И все же с каждым днем идти становилось труднее: пустота в желудке оборачивалась слабостью в ногах. В последний день Шурка прошел не более тридцати километров. В сумерках он вышел к реке и, поняв, что дальше идти не может, решил переночевать в прибрежных зарослях.

Звезды и луна уже зажглись, свет их мягко голубил тихую гладь реки. Шурка медленно брел по берегу, выбирая ложбинку поукромнее, и неожиданно заметил огонек. Сперва он подумал, что это ему померещилось, но, приглядевшись, он различил избушку. Ноги сами собой понесли его к избушке, чудом явившейся перед ним в ночи. Однако вскоре он остановился, а потом и вовсе присел на какой-то бугорок, не зная, радоваться ему или печалиться.

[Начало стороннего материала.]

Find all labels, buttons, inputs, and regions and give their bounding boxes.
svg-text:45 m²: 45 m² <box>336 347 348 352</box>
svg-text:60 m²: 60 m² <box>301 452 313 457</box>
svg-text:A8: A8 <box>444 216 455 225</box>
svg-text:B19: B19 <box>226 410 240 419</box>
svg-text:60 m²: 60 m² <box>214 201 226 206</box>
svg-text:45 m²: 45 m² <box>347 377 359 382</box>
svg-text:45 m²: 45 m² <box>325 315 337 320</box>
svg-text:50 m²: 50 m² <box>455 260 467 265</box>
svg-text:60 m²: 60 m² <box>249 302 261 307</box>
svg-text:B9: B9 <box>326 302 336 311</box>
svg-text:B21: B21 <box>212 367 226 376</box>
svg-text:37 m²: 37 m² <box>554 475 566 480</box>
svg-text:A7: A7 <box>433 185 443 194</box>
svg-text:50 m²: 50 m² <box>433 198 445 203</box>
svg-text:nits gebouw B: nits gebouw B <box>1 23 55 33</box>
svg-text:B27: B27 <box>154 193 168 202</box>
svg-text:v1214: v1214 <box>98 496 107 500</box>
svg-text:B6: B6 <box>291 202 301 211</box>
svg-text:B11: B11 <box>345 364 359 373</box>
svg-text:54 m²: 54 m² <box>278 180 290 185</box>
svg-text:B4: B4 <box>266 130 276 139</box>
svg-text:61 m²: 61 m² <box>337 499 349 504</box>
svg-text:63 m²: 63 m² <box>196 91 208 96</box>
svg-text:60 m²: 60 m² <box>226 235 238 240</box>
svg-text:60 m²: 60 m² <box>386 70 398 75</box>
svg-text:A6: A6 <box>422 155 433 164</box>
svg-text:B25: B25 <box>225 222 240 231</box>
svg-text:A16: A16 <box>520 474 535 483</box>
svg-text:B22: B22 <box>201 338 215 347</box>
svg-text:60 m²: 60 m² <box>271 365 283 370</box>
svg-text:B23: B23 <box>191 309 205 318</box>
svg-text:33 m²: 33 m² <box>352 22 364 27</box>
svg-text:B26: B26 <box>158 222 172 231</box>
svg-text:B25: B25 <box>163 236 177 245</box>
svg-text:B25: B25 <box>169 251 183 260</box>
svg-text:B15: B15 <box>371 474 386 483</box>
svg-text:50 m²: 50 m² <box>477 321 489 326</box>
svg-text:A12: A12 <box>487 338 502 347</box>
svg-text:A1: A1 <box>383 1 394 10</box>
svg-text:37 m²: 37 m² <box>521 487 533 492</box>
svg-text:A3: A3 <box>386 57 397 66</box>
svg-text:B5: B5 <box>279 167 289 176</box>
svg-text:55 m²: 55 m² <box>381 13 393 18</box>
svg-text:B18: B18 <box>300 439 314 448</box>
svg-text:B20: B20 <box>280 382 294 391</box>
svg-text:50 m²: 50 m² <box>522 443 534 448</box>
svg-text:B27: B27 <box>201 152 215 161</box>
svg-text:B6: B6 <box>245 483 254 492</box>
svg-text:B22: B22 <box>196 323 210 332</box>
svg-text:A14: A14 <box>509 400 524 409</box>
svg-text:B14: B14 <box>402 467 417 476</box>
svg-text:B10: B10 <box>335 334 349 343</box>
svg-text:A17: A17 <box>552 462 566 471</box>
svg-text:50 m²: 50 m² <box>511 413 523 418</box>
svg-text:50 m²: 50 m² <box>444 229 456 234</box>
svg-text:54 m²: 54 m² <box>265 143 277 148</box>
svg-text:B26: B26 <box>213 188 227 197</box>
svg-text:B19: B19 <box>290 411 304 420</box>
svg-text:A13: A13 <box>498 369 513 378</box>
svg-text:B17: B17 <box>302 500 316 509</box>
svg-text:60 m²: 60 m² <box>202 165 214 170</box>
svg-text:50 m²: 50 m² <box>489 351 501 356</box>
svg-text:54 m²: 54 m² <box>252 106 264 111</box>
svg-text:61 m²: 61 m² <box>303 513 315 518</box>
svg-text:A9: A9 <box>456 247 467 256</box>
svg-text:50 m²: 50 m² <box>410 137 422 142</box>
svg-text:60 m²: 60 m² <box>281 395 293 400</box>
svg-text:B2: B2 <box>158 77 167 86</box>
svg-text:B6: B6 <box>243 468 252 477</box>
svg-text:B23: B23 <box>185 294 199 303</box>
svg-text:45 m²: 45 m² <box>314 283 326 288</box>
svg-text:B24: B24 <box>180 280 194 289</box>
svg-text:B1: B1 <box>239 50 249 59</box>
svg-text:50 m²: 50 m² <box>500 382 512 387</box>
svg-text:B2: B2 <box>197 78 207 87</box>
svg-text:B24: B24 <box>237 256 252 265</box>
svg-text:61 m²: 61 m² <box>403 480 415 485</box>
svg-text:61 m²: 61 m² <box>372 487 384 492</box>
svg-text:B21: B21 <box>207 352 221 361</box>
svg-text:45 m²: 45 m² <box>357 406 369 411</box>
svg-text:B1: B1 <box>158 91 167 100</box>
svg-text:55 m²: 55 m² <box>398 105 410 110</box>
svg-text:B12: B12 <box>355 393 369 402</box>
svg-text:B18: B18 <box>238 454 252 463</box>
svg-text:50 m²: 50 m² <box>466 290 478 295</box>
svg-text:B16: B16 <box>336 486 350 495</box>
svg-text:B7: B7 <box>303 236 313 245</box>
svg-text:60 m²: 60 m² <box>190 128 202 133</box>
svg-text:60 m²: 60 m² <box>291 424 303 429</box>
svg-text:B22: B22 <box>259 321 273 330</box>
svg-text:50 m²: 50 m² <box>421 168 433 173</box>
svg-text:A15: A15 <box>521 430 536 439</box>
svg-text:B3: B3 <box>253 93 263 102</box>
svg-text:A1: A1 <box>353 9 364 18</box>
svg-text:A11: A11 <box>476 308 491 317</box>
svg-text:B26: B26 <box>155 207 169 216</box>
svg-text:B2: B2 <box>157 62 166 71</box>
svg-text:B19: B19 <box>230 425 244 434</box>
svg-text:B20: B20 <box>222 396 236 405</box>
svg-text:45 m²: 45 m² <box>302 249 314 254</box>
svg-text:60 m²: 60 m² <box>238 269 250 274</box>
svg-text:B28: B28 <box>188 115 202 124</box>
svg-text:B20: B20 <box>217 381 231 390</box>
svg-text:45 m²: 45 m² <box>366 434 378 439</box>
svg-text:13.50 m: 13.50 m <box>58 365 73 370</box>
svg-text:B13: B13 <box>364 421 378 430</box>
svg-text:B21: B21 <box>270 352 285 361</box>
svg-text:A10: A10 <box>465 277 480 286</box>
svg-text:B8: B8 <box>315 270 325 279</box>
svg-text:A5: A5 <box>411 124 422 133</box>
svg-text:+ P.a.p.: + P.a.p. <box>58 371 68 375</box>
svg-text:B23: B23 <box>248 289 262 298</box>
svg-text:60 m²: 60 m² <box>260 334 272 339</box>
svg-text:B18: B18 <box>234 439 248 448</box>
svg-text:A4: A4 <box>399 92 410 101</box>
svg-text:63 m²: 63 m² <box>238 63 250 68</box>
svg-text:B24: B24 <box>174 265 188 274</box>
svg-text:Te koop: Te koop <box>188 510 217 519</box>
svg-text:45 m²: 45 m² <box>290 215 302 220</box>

Он не заметил, когда и откуда выскочил волк (может, давно выслеживал его, может, лишь теперь свернул к нему, учуяв человечий дух). Он только услышал рычанье за спиной и, мигом все поняв, подхватился на ноги. Увидев летевшее на него длинное тело зверя и два зеленоватых, как горящие изумруды, глаза, Шурка успел выбросить вперед руку, сжимавшую нож, и с силой всадил его во что-то мягкое. Потом почувствовал страшную боль в ноге, от которой зашлось сердце. Он упал, смутно сознавая, что у него не хватит сил бороться.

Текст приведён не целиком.